In that tweet, PBI-Colombia shared this tweet from the IAHCR Special Rapporteur for Freedom of Expression of the Inter-American Commission on Human Rights Edison Lanza that states: “In conjunction with rapporteurs from @UN_SPExperts @davidakaye @AgnesCallamard #FabianSalvioli and #MaryLawlor we sent a letter to #Colombia on the illegal surveillance of journalists, defenders and legislators.”

A quick guide to some of these acronyms and names:

ONU = The United Nations.

CIDH/IACHR = The Inter-American Commission on Human Rights is an autonomous organ of the Organization of American States.

@Justiciaypazcol = The Inter-Church Justice and Peace Commission, a human rights organization in Colombia accompanied by PBI since 1994.

@ccajar = The José Alvear Restrepo Lawyers’ Collective Corporation (CCAJAR), a non-governmental organization accompanied by PBI since 1995.

@UN_SPExperts = The Special Procedures of the UN Human Rights Council are human rights experts independent from any government or organization.

@davidakaye = The UN Special Rapporteur on the promotion and protection of the right to freedom of opinion and expression.

@AgnesCallamard = The UN Special Rapporteur on extrajudicial, summary or arbitrary executions.

#FabianSalvioli = The UN Special Rapporteur on the promotion of truth, justice, reparation and guarantees of non-recurrence.

#MaryLawlor = The UN Special Rapporteur on the situation of human rights defenders.

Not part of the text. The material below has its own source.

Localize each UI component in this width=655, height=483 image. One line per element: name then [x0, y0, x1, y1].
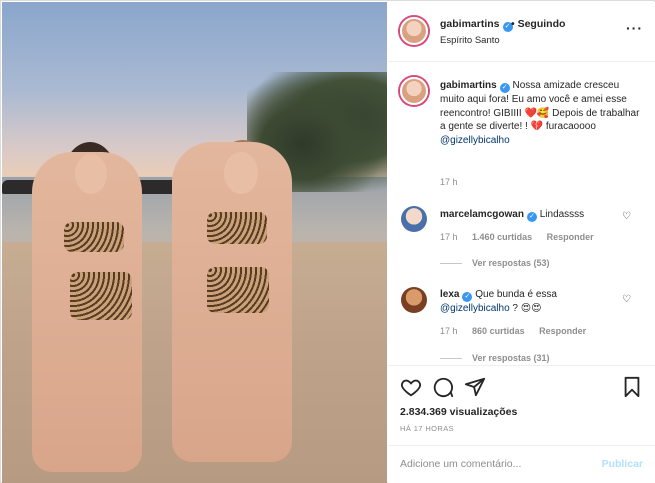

On May 1, the Colombian weekly newsmagazine Semana reported: “Between February and the first days of December last year, the activities of more than 130 citizens were the target of what the military called ‘profiles’ and ‘special jobs.”

“In these missions, using computer tools and software, they carried out searches and massively and indiscriminately collected as much information as possible about their objectives to prepare military intelligence reports.”

“Phones, residence and work addresses, emails, friends, family, children, colleagues, contacts, traffic violations and even polling places are part of these profiles.”

Peace Brigades International entities around the world, including in Canada, continue to follow this situation very closely.